25 percent reduction

According to the government, UK emissions have already been reduced by 25 percent on 1990 levels, and that with the policies already put in place the country is set to exceed the target in place over the first fifteen years of the scheme.

Huhne revealed the figures before departing for South Africa in November 2011 for a new round of climate talks. He said the carbon plan sent out two important messages:

“To the negotiators in Durban working this week and next to make progress on a global agreement on climate change, the Carbon Plan shows the UK is walking the walk, demonstrating that it can be done and living up to our promise to show climate leadership,” he said.

“To the public and businesses at home, rightly worried about the cost of living and state of the economy, the Carbon Plan shows that the gradual rebalancing of our economy away from carbon is achievable and, in the long run, highly desirable. Every bit of progress we make is one more step away from import dependency, away from price volatility and from the emissions that threaten our way of life.  Our national economic interest is to be found in a cost-effective transition to low carbon, to an economy that is more resilient, innovative and efficient.”

‘Easy wins’

The DECC said the current decade will see emissions reductions made through ‘easy wins,’ through activities such as insulating cavity walls and lofts through the “Green Deal” scheme, improving the fuel efficiency of cars, and replacing older coal-powered energy plants with gas-fired and renewable facilities.

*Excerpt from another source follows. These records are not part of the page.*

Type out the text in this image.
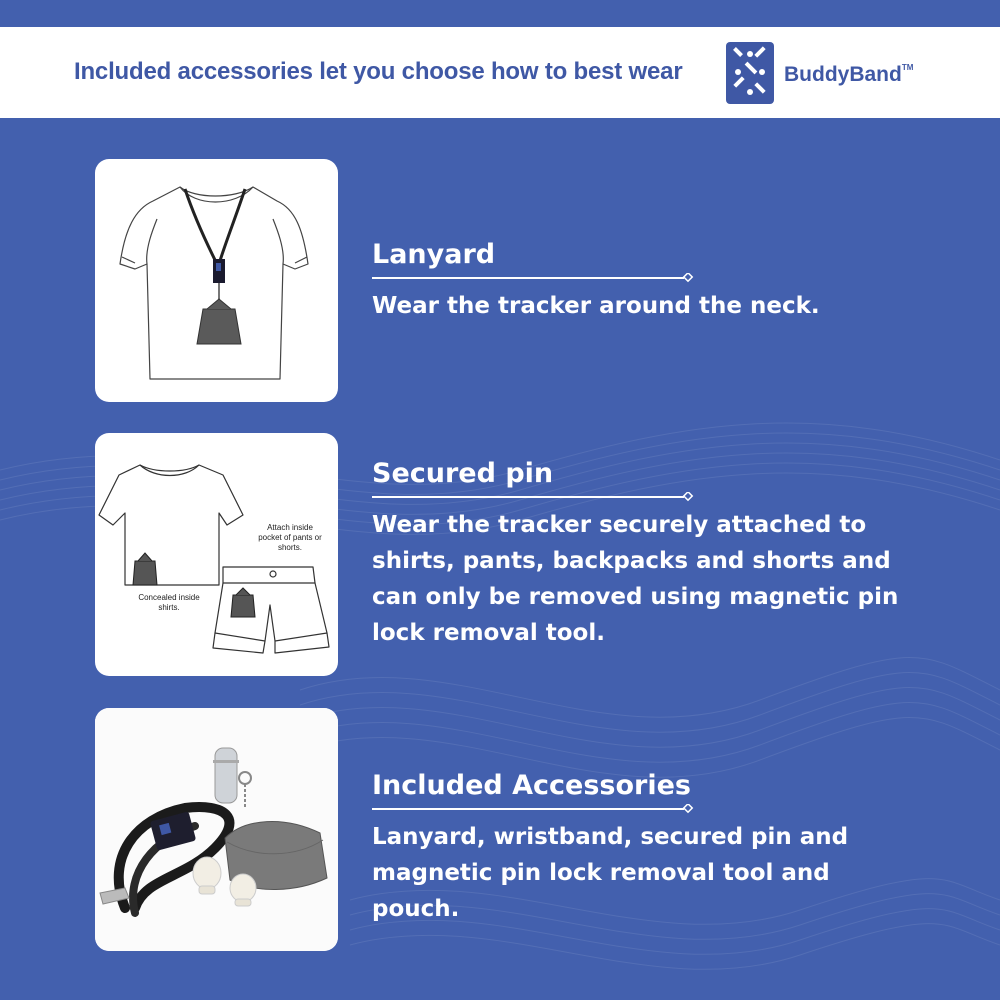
Included accessories let you choose how to best wear	BuddyBand™
Lanyard
Wear the tracker around the neck.
Attach inside pocket of pants or shorts.
Concealed inside shirts.
Secured pin
Wear the tracker securely attached to shirts, pants, backpacks and shorts and can only be removed using magnetic pin lock removal tool.
Included Accessories
Lanyard, wristband, secured pin and magnetic pin lock removal tool and pouch.
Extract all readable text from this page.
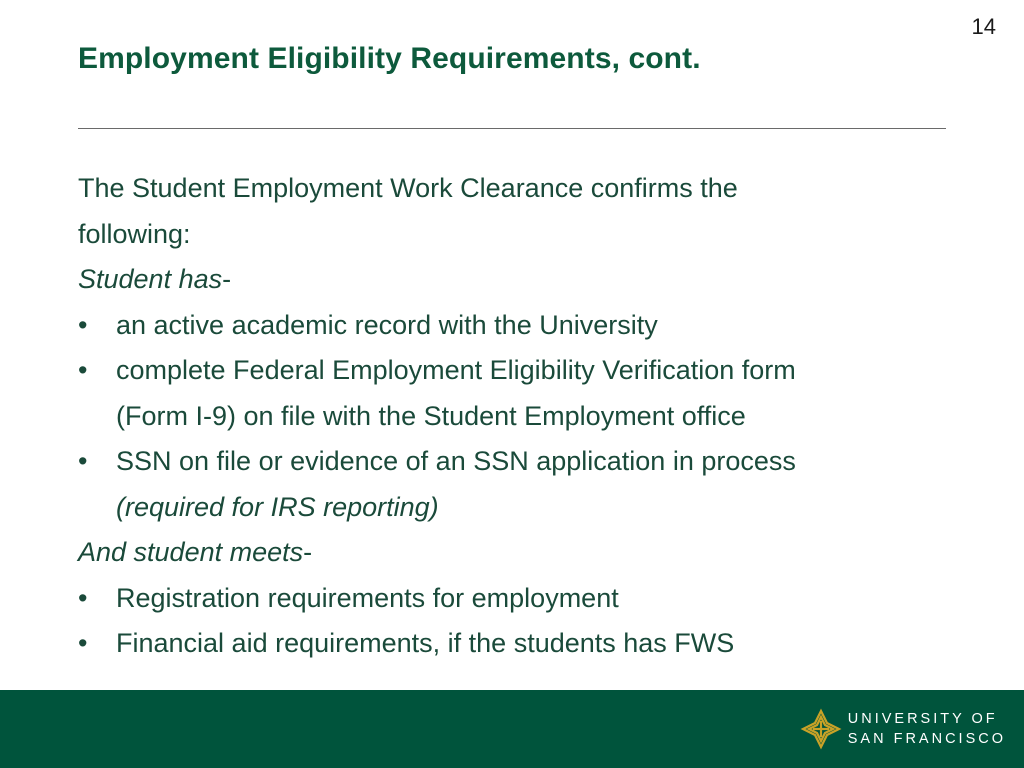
14
Employment Eligibility Requirements, cont.
The Student Employment Work Clearance confirms the
following:
Student has-
•	an active academic record with the University
•	complete Federal Employment Eligibility Verification form
(Form I-9) on file with the Student Employment office
•	SSN on file or evidence of an SSN application in process
(required for IRS reporting)
And student meets-
•	Registration requirements for employment
•	Financial aid requirements, if the students has FWS
UNIVERSITY OF
SAN FRANCISCO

Following these ‘easy wins,’ the DECC claimed the following decade would see the mass deployment of what it sees as key technologies. These technologies will aim to make the nation’s buildings lower carbon, reduce emissions from transport through low-emission vehicles, and decarbonizing the country’s power supply by developing low-carbon generating capacity, including the equivalent of up to five twin reactor nuclear stations.

As part of DECC’s Carbon Plan, the department has also unveiled an online 2050 calculator that allows the public to compare the savings of future energy systems.